FLIC STORY

Présent à Zulte Waregem depuis 12 ans, ce coach policier dans le civil joue 10 rôles différents.

Les promus n’en finissent pas d’étonner. Beau jeu, football technique, volonté affichée par les joueurs, les Boeren ont de quoi attirer la sympathie. A la base de tout cela, un policier de 48 ans qui, malgré une parenthèse d’une saison au Heirnis Gand, est présent à Zulte depuis 12 ans. Véritable  » roi de la promotion  » (il a connu quatre montées lors de ses six premières saisons et il a hissé Zulte de Promotion en D1), Francky Dury s’est adapté très facilement à l’élite. Découverte d’un personnage aux multiples facettes qui a débuté sa carrière d’entraîneur à 26 ans, avec le noyau B d’Harelbeke avant de prendre en charge Beveren-Leie, club de 3e Provinciale de Flandre-Occidentale.

1. L’anti-béliers

Francky Dury commence sa journée très tôt en se levant dès six heures pour rallier son poste à la police fédérale de Gand qu’il occupe depuis dix ans.

 » C’est un travail amusant que je peux très bien combiner avec ma passion pour le football. Cela m’aère l’esprit durant 38 heures par semaine. Je m’occupe de grands cambriolages commis par des voitures béliers. Mon boulot consiste à établir des liens entre plusieurs vols. Je reste toujours au bureau. Je ne vais jamais sur le terrain. C’est un job sociétal et cela me procure beaucoup de plaisir de mener ces enquêtes « .

2. Le semi-pro

La belle aventure de Zulte Waregem amène les dirigeants à réfléchir au statut de semi-pro.
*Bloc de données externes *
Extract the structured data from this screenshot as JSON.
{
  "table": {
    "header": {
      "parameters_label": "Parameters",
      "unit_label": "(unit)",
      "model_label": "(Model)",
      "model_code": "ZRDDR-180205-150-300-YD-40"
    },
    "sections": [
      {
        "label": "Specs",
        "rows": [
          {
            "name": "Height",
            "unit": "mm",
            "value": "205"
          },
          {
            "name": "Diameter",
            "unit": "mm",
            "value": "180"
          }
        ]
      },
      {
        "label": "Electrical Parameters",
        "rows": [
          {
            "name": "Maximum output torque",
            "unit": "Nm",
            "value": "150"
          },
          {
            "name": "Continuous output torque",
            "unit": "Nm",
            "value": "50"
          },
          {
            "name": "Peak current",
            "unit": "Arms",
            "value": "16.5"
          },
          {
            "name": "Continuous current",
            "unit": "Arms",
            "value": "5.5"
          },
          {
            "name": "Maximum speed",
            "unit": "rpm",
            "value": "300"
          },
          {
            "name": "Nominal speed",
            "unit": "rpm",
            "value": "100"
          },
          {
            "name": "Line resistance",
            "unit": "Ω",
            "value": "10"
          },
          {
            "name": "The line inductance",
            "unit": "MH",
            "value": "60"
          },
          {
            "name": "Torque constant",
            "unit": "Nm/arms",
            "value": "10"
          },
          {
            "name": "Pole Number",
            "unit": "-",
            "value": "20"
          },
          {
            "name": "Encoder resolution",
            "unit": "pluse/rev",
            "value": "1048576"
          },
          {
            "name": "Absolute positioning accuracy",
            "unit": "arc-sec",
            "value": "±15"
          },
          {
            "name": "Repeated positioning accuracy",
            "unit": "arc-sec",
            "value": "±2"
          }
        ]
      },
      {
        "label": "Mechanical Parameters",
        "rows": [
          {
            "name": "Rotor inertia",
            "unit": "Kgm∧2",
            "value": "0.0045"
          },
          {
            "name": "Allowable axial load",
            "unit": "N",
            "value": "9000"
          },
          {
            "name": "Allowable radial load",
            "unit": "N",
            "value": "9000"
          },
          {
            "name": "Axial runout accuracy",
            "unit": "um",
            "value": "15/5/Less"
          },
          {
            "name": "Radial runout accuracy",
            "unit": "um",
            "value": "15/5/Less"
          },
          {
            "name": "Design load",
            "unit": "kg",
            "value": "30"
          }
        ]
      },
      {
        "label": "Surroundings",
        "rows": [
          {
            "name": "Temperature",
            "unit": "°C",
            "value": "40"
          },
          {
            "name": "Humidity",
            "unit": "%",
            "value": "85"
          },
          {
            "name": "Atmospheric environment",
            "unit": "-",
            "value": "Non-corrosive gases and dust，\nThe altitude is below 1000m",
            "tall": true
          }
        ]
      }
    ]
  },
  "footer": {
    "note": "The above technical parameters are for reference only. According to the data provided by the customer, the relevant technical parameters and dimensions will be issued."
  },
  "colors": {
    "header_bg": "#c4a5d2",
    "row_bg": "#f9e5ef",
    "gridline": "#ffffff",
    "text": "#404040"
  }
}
 » On en parle beaucoup et on devra soumettre la question à tout le groupe. Peut-on continuer à grandir en n’adoptant pas le statut de professionnel ? Ce n’est pas évident tous les jours. On continuera de la sorte certainement encore une saison mais après ? L’année prochaine, le manager Luc Dhaenens sera déjà au club à plein temps. Moi, je pense qu’avec le budget qui est le nôtre, l’idéal serait que les joueurs travaillent le matin mais pas l’après-midi. Cela nous permettrait d’avancer l’entraînement à 16 h au lieu de 17 et de conserver de l’énergie. En D1, travailler toute la journée et jouer au football en soirée, c’est difficile. Surtout quand on a trois matches en une semaine ! A ce moment-là, la question se pose aussi pour moi mais je ne sais pas encore dire si je quitterai totalement mon job à la police fédérale. Cela dépendrait de l’offre que l’on me ferait. Finalement, on a grandi trop vite ( il sourit) !  »

3. L’ambitieux

Son boulot est particulièrement apprécié en Belgique au point de soulever l’intérêt des grands clubs.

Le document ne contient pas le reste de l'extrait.